Vizyon ve misyon, örgütlerin ve ortaklıkların uzun vadeli başarısında temel taşı niteliği taşıyan, birbirini tamamlayan iki önemli kavramdır. Pek çok insan için bu kavramların ne anlama geldiği ve neden bu kadar önemli olduğu zaman zaman net olmayabilir. Ancak gerçekte, vizyon ve misyonu doğru tanımlamak ve onları uyumlu bir şekilde hayata geçirmek, örgütlerin geleceğini şekillendirmek ve sürdürülebilir bir yapı kurmak açısından kritik bir öneme sahiptir. Örneğin, belirli bir hedefe odaklanmış, ancak uzun vadeli bir bakış açısı eksik olan bir örgüt, kısa vadede başarılı gibi görünse de uzun soluklu hedeflerin eksikliği nedeniyle ileride iç çatışmalar ve uyumsuzluklarla karşı karşıya kalabilir. Bu nedenle hem vizyonun hem de misyonun örgüt içindeki herkes tarafından anlaşılır, benimsenir ve somut hedeflere dönüştürülür olması gerekir. Aksi takdirde, her iki kavramın da güçlü potansiyeli gölgede kalır ve örgütlerin ilerlemesi sekteye uğrar.

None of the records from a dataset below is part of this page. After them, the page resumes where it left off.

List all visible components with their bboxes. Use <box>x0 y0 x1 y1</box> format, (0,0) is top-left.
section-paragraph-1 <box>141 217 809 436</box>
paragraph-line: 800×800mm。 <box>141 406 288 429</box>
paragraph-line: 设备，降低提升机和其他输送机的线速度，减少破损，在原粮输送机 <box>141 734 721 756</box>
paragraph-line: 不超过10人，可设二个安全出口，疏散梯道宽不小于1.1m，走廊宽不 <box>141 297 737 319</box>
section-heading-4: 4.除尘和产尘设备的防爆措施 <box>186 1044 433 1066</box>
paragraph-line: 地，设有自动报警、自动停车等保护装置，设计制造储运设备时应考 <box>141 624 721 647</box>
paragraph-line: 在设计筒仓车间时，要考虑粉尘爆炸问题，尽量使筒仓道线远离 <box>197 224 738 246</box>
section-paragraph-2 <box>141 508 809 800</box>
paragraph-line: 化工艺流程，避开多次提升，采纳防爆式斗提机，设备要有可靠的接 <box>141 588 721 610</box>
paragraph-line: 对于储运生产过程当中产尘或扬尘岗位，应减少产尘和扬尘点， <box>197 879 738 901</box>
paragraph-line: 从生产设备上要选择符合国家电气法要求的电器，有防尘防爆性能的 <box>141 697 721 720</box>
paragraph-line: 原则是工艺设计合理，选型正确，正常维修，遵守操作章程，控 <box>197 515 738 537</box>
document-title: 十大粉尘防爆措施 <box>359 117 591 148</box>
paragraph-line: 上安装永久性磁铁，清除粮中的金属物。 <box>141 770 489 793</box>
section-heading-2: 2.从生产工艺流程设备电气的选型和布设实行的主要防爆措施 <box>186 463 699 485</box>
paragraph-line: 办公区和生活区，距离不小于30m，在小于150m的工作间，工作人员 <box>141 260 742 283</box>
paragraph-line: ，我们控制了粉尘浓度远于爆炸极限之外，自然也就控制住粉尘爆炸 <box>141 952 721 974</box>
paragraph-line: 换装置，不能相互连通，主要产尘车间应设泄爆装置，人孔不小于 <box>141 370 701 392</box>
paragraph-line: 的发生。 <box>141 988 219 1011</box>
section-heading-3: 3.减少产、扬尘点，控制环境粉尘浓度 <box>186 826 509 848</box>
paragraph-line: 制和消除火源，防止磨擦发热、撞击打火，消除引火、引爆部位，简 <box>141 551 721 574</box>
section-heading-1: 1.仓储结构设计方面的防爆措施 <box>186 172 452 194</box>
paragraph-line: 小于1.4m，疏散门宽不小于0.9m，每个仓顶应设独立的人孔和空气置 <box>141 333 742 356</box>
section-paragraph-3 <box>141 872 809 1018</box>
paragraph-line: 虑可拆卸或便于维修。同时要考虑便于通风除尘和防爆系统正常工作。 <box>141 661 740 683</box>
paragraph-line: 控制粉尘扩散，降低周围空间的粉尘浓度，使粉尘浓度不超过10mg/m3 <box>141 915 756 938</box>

Vizyon, bir örgütün veya ortaklığın geleceğe dair tahayyüllerini, uzun vadede ulaşmak istediği idealleri ve varmak istediği konumu ifade eder. Bu tahayyül, sadece bir hayal olarak kalmayıp, örgütü yönlendiren bir “kutup yıldızı” görevi görür. Vizyonun belirlenmesi, aslında örgüt üyelerine “Nereye gidiyoruz?” sorusunun yanıtını sunar. İnsanlar, inandıkları ve duygusal olarak da bağlandıkları bir vizyonu benimsemek konusunda daha istekli olur. Vizyon, katılımcılar için ilham verici bir güç taşıdığı ölçüde, örgütün enerjisini doğru kanallara aktarır ve heyecan yaratır. Örneğin, bir teknoloji girişimi düşünelim: “Gelecekte yenilenebilir enerji teknolojileriyle dünya çapında sürdürülebilir bir dönüşüme öncülük etmek” gibi geniş kapsamlı bir vizyon, çalışanların ve paydaşların ortak bir duyguyla hareket etmesini kolaylaştırır. Elbette bu vizyonun somut eylemlerle desteklenmesi ve örgüt içinde tüm paydaşlara açık bir şekilde anlatılması gerekir. Aksi takdirde, iyi niyetli bir niyet beyanı olmaktan öteye geçemez.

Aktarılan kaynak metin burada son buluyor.